Suppose the vectors $$x_1, x_2$$ and $$x_3$$ are the solutions of the system of linear equations, $$Ax = b$$ when the vector $$b$$ on the right side is equal to $$b_1, b_2$$ and $$b_3$$ respectively. If $$x_1 = \begin{bmatrix}1\\1\\1\end{bmatrix}$$, $$x_2 = \begin{bmatrix}0\\2\\1\end{bmatrix}$$, $$x_3 = \begin{bmatrix}0\\0\\1\end{bmatrix}$$; $$b_1 = \begin{bmatrix}1\\0\\0\end{bmatrix}$$, $$b_2 = \begin{bmatrix}0\\2\\0\end{bmatrix}$$, $$b_3 = \begin{bmatrix}0\\0\\2\end{bmatrix}$$, then the determinant of $$A$$ is equal to

We are told that the same unknown matrix $$A$$ satisfies three different systems

$$A\,x_1 = b_1,\qquad A\,x_2 = b_2,\qquad A\,x_3 = b_3.$$

We collect the three solution vectors as the columns of one matrix

$$X = \begin{bmatrix} 1 & 0 & 0\\[2pt] 1 & 2 & 0\\[2pt] 1 & 1 & 1 \end{bmatrix},$$

and the corresponding right-hand sides as the columns of another matrix

$$B = \begin{bmatrix} 1 & 0 & 0\\[2pt] 0 & 2 & 0\\[2pt] 0 & 0 & 2 \end{bmatrix}.$$

The three given relations combine into the single matrix equation

$$A\,X = B.$$

If a square matrix multiplies another square matrix on the right and gives a square result, then, provided the middle matrix is invertible, we may isolate the left matrix.
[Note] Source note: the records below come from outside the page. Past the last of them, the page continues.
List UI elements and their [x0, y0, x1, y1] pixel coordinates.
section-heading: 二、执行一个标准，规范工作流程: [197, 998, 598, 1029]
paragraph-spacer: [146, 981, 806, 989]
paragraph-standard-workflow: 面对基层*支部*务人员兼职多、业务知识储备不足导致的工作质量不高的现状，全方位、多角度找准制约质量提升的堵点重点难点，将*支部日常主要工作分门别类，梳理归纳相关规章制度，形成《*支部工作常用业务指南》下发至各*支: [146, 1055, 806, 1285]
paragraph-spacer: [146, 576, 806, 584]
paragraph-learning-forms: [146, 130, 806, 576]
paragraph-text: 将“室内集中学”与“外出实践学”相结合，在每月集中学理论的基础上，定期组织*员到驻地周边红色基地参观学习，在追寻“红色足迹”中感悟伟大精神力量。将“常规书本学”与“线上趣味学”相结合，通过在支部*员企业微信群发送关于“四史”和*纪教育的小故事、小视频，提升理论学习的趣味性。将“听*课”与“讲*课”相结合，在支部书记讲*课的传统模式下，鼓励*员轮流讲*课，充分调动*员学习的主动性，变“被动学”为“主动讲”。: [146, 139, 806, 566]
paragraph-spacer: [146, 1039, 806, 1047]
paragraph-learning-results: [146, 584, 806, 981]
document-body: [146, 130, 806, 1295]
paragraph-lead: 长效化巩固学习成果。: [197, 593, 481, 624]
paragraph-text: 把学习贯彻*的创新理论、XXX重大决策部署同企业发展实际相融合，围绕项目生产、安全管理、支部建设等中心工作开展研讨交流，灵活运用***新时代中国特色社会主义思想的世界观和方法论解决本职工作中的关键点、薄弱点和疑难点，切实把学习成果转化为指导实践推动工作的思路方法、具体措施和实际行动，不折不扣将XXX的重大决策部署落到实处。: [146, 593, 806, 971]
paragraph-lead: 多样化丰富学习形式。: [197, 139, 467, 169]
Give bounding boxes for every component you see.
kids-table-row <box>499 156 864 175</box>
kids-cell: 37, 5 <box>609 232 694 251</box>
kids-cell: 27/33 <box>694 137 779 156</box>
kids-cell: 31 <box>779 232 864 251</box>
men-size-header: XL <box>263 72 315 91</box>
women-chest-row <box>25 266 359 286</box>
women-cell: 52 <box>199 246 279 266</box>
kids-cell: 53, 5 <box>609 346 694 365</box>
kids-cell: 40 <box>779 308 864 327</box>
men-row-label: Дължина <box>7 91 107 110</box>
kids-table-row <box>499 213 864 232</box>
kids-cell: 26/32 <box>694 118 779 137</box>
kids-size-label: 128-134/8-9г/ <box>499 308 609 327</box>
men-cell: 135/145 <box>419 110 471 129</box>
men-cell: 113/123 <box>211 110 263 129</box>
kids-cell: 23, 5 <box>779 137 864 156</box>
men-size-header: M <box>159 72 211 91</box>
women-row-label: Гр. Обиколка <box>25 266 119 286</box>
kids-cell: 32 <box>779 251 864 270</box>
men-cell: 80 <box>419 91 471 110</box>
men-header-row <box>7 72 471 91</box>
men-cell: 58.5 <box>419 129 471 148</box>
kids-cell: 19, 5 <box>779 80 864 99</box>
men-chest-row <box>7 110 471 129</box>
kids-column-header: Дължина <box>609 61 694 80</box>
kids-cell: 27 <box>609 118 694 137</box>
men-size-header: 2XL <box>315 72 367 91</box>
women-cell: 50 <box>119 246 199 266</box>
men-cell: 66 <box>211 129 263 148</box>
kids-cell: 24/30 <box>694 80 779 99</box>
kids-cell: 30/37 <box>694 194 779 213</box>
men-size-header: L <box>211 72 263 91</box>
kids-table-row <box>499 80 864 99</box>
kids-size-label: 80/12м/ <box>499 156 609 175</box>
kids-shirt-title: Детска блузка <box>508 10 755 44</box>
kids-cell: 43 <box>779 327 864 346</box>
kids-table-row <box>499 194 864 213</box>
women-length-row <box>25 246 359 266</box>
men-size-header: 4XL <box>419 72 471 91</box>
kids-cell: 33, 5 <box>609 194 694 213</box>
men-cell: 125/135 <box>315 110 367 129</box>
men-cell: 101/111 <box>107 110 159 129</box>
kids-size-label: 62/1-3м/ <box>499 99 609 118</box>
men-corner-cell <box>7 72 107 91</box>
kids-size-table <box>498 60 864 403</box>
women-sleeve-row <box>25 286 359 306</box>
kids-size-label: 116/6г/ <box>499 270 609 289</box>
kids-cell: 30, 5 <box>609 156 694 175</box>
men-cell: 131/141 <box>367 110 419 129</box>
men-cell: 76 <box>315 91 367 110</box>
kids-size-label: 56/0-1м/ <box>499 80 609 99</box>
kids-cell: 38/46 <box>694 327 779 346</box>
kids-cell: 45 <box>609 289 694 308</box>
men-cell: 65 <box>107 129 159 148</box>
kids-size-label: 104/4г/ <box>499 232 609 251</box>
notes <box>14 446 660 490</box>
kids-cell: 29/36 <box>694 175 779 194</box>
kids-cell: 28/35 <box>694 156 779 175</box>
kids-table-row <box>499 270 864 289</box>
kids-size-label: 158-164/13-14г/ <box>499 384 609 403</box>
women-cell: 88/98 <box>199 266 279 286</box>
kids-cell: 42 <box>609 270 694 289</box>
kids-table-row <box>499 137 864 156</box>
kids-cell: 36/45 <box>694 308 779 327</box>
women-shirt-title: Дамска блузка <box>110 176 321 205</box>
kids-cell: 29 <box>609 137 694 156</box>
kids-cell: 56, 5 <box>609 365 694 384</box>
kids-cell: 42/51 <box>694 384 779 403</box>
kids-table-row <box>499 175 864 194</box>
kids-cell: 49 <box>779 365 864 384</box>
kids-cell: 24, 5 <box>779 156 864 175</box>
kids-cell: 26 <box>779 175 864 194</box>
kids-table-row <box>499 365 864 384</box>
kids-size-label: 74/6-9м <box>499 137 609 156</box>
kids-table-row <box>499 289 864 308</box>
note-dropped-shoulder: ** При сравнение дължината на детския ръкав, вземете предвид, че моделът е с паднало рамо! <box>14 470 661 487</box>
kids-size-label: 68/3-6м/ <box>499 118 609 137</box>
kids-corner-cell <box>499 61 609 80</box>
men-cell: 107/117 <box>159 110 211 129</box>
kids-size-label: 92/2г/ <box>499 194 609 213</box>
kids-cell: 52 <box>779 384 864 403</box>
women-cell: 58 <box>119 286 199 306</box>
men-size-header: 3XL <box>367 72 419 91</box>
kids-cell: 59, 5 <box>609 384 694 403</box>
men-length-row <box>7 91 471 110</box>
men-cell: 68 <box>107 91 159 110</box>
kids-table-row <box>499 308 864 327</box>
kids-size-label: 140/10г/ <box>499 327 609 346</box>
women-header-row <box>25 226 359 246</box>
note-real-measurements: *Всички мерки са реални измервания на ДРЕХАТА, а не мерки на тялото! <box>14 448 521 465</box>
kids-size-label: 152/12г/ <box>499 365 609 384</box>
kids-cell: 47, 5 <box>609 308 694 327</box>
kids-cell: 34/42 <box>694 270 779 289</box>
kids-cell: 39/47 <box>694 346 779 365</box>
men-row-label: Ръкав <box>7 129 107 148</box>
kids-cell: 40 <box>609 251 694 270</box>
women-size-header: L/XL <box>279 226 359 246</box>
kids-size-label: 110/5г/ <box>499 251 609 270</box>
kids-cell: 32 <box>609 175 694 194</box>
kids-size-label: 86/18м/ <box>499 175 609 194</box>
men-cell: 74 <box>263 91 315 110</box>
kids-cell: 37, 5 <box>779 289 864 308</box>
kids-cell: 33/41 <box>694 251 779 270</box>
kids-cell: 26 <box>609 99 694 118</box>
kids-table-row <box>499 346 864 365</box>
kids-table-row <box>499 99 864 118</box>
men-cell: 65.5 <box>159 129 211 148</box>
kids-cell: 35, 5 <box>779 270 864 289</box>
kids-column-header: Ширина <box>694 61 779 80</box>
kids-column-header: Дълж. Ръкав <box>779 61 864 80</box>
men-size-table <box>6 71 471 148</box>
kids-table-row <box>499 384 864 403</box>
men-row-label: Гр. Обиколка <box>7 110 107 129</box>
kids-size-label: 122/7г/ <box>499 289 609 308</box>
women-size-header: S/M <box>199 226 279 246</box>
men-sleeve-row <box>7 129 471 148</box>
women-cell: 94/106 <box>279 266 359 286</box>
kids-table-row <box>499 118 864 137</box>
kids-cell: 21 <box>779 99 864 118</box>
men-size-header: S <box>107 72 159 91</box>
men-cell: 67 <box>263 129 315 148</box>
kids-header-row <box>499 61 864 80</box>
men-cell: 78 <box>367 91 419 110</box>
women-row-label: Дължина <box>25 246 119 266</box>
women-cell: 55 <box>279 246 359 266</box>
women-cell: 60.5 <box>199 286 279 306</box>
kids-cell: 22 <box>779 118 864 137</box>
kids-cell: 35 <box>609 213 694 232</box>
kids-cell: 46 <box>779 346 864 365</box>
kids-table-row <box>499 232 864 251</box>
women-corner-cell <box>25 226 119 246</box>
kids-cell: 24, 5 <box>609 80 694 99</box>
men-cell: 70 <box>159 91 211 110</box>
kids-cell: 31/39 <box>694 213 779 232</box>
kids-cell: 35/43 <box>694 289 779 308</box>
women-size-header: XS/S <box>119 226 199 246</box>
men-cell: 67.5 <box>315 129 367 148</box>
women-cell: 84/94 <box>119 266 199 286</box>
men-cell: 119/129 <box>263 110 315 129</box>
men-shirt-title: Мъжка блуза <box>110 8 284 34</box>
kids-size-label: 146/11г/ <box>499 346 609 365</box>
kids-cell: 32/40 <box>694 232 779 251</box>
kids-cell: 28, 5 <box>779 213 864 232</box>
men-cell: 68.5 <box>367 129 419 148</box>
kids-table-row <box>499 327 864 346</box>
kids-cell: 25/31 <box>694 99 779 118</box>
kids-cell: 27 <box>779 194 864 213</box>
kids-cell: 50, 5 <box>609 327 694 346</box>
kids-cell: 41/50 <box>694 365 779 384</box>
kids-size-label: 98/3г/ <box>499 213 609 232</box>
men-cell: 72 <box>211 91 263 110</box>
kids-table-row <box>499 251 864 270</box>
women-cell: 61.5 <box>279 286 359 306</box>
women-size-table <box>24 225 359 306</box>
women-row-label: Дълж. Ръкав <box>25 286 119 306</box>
The formula we use is

$$\text{If } A\,X = B \text{ and } X \text{ is invertible, then } A = B\,X^{-1}.$$

The determinant of a product equals the product of the determinants, so

$$\det(A) = \dfrac{\det(B)}{\det(X)}.$$

Now we evaluate the two determinants separately.

Determinant of $$B$$

The matrix $$B$$ is diagonal with entries $$1, 2, 2$$ along the diagonal, hence

$$\det(B) = 1 \times 2 \times 2 = 4.$$

Determinant of $$X$$

For the matrix

$$X = \begin{bmatrix} 1 & 0 & 0\\ 1 & 2 & 0\\ 1 & 1 & 1 \end{bmatrix},$$

we expand about the first row:

$$\det(X) = 1 \times \det\begin{bmatrix} 2 & 0\\ 1 & 1 \end{bmatrix} \;-\; 0 \times (\text{something}) \;+\; 0 \times (\text{something}).$$

The remaining $$2 \times 2$$ determinant is

$$\det\begin{bmatrix} 2 & 0\\ 1 & 1 \end{bmatrix} = 2\cdot1 - 0\cdot1 = 2.$$

So

$$\det(X) = 1 \times 2 = 2.$$

Putting the values together

Substituting into the earlier ratio, we get

$$\det(A) = \dfrac{\det(B)}{\det(X)} = \dfrac{4}{2} = 2.$$

Hence, the correct answer is Option B.